Kitab-kitab karyannya sungguh menakjubkan para pembaca dan menghanyukan mereka dalam keindahan. Tidak pernah ada sebelumnya dan sesudahnya orang yang mempunyai kecakapan seperti kecakapanya.”

Ad Dabitsi berkata :

شيخنا جمال الدين صاحب التصانيف في فنون العلوم: من التفسير والفقه والحديث والتواريخ وغير ذلك، وإليه انتهت معرفة الحديث وعلومه، والوقوف على صحيحه من سقيمه، وكان من أحسن الناس كلامًا، وأتمهم نظامًا، وأعذبهم لسانًا، وأجودهم بيانًا

“Syaikh kami Jamaluddin (Ibnu Al Jauzi) adalah pemilik berbagai karya dalam bidang tafsir, fikih, hadits, sejarah dan lainnya.

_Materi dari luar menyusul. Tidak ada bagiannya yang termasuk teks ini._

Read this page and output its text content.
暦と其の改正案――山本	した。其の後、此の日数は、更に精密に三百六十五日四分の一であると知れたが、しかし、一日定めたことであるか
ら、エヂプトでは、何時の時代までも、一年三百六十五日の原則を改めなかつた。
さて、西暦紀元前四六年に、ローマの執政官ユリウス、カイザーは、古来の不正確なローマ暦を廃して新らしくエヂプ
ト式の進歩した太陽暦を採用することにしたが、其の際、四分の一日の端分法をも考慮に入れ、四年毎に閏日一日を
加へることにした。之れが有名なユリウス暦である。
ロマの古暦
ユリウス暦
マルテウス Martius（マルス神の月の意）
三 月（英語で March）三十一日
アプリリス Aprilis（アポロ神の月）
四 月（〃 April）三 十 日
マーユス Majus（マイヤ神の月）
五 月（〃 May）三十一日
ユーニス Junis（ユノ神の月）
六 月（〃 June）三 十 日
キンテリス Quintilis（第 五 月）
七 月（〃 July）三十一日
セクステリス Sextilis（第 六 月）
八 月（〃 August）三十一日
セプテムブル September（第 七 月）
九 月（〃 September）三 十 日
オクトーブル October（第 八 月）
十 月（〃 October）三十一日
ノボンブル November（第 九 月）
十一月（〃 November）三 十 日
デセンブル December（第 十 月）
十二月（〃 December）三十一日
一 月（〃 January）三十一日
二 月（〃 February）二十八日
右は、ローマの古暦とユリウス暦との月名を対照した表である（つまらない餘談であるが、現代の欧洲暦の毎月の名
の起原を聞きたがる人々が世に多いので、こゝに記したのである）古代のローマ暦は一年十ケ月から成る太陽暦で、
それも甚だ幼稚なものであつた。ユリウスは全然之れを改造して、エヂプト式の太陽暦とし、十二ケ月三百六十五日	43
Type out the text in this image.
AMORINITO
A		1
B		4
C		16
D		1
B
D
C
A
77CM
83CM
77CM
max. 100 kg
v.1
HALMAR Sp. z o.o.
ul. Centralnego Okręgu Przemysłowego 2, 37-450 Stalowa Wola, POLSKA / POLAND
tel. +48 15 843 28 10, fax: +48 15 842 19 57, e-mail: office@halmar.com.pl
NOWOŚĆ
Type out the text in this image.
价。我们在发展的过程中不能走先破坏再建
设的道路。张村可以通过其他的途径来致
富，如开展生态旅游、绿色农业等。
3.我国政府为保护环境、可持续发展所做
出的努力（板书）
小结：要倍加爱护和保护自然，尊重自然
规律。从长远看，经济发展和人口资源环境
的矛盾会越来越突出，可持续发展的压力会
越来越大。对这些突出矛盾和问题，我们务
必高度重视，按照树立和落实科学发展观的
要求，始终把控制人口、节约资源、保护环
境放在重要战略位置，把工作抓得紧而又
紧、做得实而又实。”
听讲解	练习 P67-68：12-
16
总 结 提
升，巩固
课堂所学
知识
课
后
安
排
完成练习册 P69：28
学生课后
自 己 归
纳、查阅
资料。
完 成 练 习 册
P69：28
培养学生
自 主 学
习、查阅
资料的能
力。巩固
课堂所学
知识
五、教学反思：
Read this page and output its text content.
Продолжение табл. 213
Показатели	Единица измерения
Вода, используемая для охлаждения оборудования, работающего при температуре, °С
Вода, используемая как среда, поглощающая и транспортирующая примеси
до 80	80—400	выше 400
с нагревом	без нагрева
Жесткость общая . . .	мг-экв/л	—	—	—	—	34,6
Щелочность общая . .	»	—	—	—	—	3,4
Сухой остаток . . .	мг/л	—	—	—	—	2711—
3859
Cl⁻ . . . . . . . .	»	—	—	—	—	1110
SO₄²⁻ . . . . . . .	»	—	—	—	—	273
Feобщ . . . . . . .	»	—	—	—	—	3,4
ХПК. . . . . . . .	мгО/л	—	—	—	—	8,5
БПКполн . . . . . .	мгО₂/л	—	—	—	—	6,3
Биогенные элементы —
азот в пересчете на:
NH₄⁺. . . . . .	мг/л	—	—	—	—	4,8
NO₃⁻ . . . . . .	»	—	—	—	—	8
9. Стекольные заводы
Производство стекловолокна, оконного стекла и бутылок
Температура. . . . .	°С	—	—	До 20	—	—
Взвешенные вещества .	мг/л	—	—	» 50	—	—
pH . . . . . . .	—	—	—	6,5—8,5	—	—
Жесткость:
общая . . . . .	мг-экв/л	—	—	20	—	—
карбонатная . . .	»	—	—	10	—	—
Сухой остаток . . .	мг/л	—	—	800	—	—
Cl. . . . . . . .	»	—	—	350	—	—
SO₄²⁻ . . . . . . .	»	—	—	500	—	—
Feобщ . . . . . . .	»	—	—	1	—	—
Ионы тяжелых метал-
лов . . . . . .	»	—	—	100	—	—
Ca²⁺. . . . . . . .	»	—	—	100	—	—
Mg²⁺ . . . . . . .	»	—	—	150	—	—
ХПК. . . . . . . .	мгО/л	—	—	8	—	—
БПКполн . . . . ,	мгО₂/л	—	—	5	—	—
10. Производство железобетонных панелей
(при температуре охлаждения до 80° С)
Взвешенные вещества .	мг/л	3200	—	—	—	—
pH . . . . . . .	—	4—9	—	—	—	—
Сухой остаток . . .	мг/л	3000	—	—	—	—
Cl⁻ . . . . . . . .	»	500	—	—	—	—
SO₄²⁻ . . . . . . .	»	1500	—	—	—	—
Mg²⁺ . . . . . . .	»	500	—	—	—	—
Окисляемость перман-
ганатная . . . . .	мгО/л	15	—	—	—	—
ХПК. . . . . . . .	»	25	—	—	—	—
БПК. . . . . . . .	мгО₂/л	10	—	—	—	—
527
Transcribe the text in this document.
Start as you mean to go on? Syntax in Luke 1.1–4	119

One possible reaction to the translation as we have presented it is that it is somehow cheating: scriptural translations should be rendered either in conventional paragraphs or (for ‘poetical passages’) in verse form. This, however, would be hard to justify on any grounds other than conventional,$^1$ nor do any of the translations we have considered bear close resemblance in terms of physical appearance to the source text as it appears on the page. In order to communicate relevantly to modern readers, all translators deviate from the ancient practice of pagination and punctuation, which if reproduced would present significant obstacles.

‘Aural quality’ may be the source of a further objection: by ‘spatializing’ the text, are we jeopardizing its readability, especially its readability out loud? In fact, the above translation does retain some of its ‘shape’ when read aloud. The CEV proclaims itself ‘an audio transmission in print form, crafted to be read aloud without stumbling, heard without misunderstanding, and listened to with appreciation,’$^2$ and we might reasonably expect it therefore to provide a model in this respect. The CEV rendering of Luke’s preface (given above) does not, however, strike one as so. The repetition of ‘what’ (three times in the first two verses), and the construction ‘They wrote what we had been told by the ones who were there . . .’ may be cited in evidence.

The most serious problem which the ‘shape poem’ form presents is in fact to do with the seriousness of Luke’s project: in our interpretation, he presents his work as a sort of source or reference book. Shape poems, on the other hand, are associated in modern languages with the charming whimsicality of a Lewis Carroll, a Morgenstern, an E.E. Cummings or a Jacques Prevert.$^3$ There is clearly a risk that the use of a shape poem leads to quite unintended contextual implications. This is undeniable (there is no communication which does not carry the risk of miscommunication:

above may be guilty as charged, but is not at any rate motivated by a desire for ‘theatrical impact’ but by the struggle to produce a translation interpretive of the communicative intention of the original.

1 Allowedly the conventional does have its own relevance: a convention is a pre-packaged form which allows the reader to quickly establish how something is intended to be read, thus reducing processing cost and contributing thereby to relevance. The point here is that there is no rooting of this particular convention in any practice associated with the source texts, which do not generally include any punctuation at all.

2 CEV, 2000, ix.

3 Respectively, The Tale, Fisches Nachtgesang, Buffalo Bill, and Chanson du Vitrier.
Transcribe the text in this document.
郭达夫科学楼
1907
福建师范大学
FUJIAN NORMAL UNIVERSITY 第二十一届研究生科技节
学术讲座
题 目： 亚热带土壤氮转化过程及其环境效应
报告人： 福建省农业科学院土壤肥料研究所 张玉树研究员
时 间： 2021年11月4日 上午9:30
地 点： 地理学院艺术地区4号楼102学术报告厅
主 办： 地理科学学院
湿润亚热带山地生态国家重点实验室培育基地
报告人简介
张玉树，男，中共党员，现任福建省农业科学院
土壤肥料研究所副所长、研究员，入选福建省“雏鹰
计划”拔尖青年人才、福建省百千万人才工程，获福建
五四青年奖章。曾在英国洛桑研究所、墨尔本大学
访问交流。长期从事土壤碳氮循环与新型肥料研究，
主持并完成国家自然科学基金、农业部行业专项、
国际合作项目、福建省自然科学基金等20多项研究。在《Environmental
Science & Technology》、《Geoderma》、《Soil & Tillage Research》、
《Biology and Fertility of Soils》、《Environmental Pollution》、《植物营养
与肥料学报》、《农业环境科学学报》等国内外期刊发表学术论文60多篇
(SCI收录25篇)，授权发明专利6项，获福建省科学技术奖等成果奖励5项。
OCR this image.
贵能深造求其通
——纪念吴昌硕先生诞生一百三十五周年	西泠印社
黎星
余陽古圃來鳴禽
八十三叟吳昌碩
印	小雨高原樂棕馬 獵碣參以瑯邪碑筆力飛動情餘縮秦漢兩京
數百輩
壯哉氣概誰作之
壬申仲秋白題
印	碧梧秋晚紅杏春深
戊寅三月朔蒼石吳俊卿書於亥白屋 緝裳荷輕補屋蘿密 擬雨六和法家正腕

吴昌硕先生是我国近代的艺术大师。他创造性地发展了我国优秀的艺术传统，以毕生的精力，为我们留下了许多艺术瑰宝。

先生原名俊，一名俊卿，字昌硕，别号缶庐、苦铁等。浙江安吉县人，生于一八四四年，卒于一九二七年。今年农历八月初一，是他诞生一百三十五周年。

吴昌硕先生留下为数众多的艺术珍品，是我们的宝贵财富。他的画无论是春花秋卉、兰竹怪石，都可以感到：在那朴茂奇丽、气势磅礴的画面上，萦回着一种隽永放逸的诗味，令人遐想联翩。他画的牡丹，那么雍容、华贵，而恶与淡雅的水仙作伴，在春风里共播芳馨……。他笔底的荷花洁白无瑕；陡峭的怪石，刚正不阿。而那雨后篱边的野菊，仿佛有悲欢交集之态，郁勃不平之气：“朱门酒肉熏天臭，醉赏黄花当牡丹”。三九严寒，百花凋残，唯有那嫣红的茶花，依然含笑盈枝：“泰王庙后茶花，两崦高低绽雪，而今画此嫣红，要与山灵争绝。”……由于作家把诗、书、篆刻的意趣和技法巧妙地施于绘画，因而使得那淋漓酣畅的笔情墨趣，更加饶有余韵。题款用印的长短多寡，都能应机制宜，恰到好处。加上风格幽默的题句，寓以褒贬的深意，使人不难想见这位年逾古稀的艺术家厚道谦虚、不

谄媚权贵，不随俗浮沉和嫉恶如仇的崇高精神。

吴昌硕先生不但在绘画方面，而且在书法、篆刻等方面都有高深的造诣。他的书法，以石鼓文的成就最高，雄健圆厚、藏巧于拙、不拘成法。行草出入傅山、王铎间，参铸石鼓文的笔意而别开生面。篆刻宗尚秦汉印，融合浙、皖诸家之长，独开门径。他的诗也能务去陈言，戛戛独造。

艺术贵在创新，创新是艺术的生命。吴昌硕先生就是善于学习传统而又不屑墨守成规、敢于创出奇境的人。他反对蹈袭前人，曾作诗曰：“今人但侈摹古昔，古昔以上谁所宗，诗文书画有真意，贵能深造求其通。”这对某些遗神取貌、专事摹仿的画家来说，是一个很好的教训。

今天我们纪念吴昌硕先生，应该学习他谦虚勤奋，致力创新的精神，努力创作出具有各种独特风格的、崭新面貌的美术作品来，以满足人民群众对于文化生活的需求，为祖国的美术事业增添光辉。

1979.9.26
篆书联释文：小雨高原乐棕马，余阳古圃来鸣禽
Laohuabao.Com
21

Beliau adalah orang yang paling menguasai ilmu-ilmu hadits dan mengetahui shahih dan dha’ifnya. Beliau adalah orang yang sangat bagus susunan perkataannya, sangat sempurna bait syairnya dan sangat indah lisan dan keterangannya.”

Al Muafaq al Maqdisi berkata :

كان ابن الجوزي لطيف الصورة، حلو الشمائل، رخيم النغمة، موزون الحركات والنغمات، لذيذ المفاكهة، يحضر مجلسه مائة ألف أو يزيدون، لا يضيع من زمانه شيئًا، يكتب في اليوم أربع كراريس، وله في كل علم مشاركة، لكنه كان في التفسير من الأعيان، وفي الحديث من الحفاظ، وفي التاريخ من المتوسعين، ولديه فقه كاف، وأما السجع الوعظي فله فيه ملكة قوية.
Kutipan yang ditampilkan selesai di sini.